Attestation allows user verification that the enclave is running on a genuine SGX capable CPU that is properly-patched, and the application running inside the enclave matches a particular codebase and is un-tampered before the user shares confidential data with it. This allows the user or someone trusted by them to audit the code of the application in advance and know for sure that only that code will see that data.

In Obscuro’s case, the SGX application is a virtual machine largely compatible with the EVM, allowing execution of existing Ethereum smart contracts, along with the rollup functionality necessary to interact with the L1 contract.

The Trusted Computing Base (TCB) is defined as the set of computing technologies that must be working correctly and not be malicious or compromised for a security system to operate. The TCB is composed of the hardware TCB (the CPU) and the software TCB (the CPU microcode and the application). Attestation provides to the Verifier a report containing the details about all the components of a TCB, like CPU type, the SGX security version number (CPUSVN) and the version of the application.

An attestation report that was deemed as secure could become insecure if a vulnerability is disclosed. At that moment, the system needs to be re-secured, a process which is called TCB recovery.

This whitepaper refers to the Attestation Report (AR) as a generic object that describes the TCB and also contains an encryption key referred to as the Attestation Key (AK), and as Attestation Constraints (AC) to a set of constraints that a report must satisfy to be considered secure at a point in time. The constraints will change over time as vulnerabilities are discovered, the software is upgraded with new features or to keep up with the evolution of the EVM. The Obscuro nodes will have to upgrade to continue participating in the network.

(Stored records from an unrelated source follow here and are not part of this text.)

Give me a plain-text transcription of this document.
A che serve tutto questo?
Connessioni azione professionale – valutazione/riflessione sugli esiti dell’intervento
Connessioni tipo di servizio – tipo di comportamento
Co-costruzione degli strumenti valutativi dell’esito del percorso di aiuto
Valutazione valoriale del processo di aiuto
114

Any message originating from an enclave can be signed with the AK. This is a guarantee for the recipient that it must have originated only inside a valid enclave.

The diagram below is a conceptual high-level overview of the mechanism by which a TEE manufacturer and a group of security auditors propagate trust to the output of the computing performed inside the TEE.

tee architecture

A signature from the EK attests that a signed data packet originates from a genuine CPU. That is not enough for the output of typical confidential computing use cases, as clients have to know what program runs inside the CPU and what firmware.

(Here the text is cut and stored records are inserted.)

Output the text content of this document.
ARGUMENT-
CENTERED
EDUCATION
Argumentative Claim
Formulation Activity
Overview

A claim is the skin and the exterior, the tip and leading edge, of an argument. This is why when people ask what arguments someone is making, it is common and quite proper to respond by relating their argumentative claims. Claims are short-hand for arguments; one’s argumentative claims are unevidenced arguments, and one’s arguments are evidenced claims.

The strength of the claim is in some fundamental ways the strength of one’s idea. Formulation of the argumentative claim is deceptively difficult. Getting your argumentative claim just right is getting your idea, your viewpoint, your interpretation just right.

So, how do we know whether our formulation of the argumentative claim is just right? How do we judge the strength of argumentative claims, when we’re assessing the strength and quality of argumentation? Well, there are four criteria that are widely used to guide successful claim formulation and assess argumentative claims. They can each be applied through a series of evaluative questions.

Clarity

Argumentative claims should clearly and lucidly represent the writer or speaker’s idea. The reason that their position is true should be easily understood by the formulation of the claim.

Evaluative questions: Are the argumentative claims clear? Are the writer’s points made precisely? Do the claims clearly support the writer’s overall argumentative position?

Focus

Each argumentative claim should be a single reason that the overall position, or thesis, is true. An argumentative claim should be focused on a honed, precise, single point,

To solve this problem, the TEE generates a new key (the AK) derived from the RSK, which is then included in the attestation report, together with the software and hardware versions, and signs this report with the EK.

By this mechanism, data packets signed with the AK include the trust from the genuine CPU and the hash of the program attested by the group of auditors.

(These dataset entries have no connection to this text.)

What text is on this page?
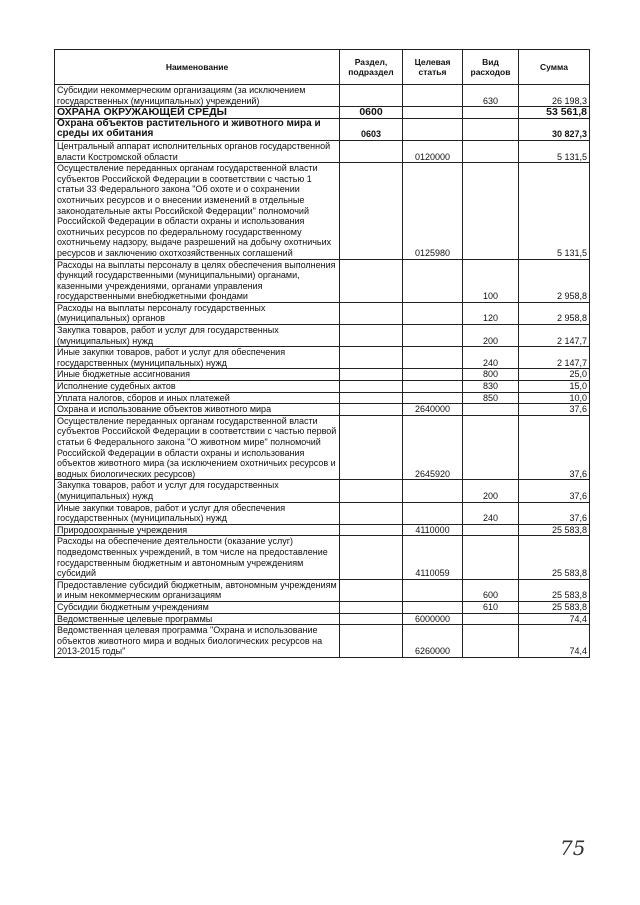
Наименование	Раздел, подраздел	Целевая статья	Вид расходов	Сумма
Субсидии некоммерческим организациям (за исключением государственных (муниципальных) учреждений)			630	26 198,3
ОХРАНА ОКРУЖАЮЩЕЙ СРЕДЫ	0600			53 561,8
Охрана объектов растительного и животного мира и среды их обитания	0603			30 827,3
Центральный аппарат исполнительных органов государственной власти Костромской области		0120000		5 131,5
Осуществление переданных органам государственной власти субъектов Российской Федерации в соответствии с частью 1 статьи 33 Федерального закона "Об охоте и о сохранении охотничьих ресурсов и о внесении изменений в отдельные законодательные акты Российской Федерации" полномочий Российской Федерации в области охраны и использования охотничьих ресурсов по федеральному государственному охотничьему надзору, выдаче разрешений на добычу охотничьих ресурсов и заключению охотхозяйственных соглашений		0125980		5 131,5
Расходы на выплаты персоналу в целях обеспечения выполнения функций государственными (муниципальными) органами, казенными учреждениями, органами управления государственными внебюджетными фондами			100	2 958,8
Расходы на выплаты персоналу государственных (муниципальных) органов			120	2 958,8
Закупка товаров, работ и услуг для государственных (муниципальных) нужд			200	2 147,7
Иные закупки товаров, работ и услуг для обеспечения государственных (муниципальных) нужд			240	2 147,7
Иные бюджетные ассигнования			800	25,0
Исполнение судебных актов			830	15,0
Уплата налогов, сборов и иных платежей			850	10,0
Охрана и использование объектов животного мира		2640000		37,6
Осуществление переданных органам государственной власти субъектов Российской Федерации в соответствии с частью первой статьи 6 Федерального закона "О животном мире" полномочий Российской Федерации в области охраны и использования объектов животного мира (за исключением охотничьих ресурсов и водных биологических ресурсов)		2645920		37,6
Закупка товаров, работ и услуг для государственных (муниципальных) нужд			200	37,6
Иные закупки товаров, работ и услуг для обеспечения государственных (муниципальных) нужд			240	37,6
Природоохранные учреждения		4110000		25 583,8
Расходы на обеспечение деятельности (оказание услуг) подведомственных учреждений, в том числе на предоставление государственным бюджетным и автономным учреждениям субсидий		4110059		25 583,8
Предоставление субсидий бюджетным, автономным учреждениям и иным некоммерческим организациям			600	25 583,8
Субсидии бюджетным учреждениям			610	25 583,8
Ведомственные целевые программы		6000000		74,4
Ведомственная целевая программа "Охрана и использование объектов животного мира и водных биологических ресурсов на 2013-2015 годы"		6260000		74,4
75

The two approaches to scaling L1 blockchains are to improve the capacity of the blockchain, or move processing away from it but tie back to it.

The first approach can make the blockchain more centralised, as the cost of node infrastructure increases (limiting the number of participants able to afford it) or the number of nodes involved in consensus decreases. A variation splits the accounts into shards, allowing validation to happen in parallel, and this is the current approach on the Eth2 roadmap.

The second approach is to allow users to engage with contracts on a second-layer network of nodes, where the majority of the processing work is undertaken. One example of the second approach is rollups, where the L2 transactions are verified and posted in compressed form in a single rollup transaction to the L1 blockchain. There is an L1 contract which processes deposits and withdrawals. In zero-knowledge rollups, L1 nodes can undertake a lightweight process of verification of the correctness of activity on the L2 network, whereas in optimistic rollups, the L2 transactions submitted are assumed to be correct, but another L2 node may disprove them during a challenge window.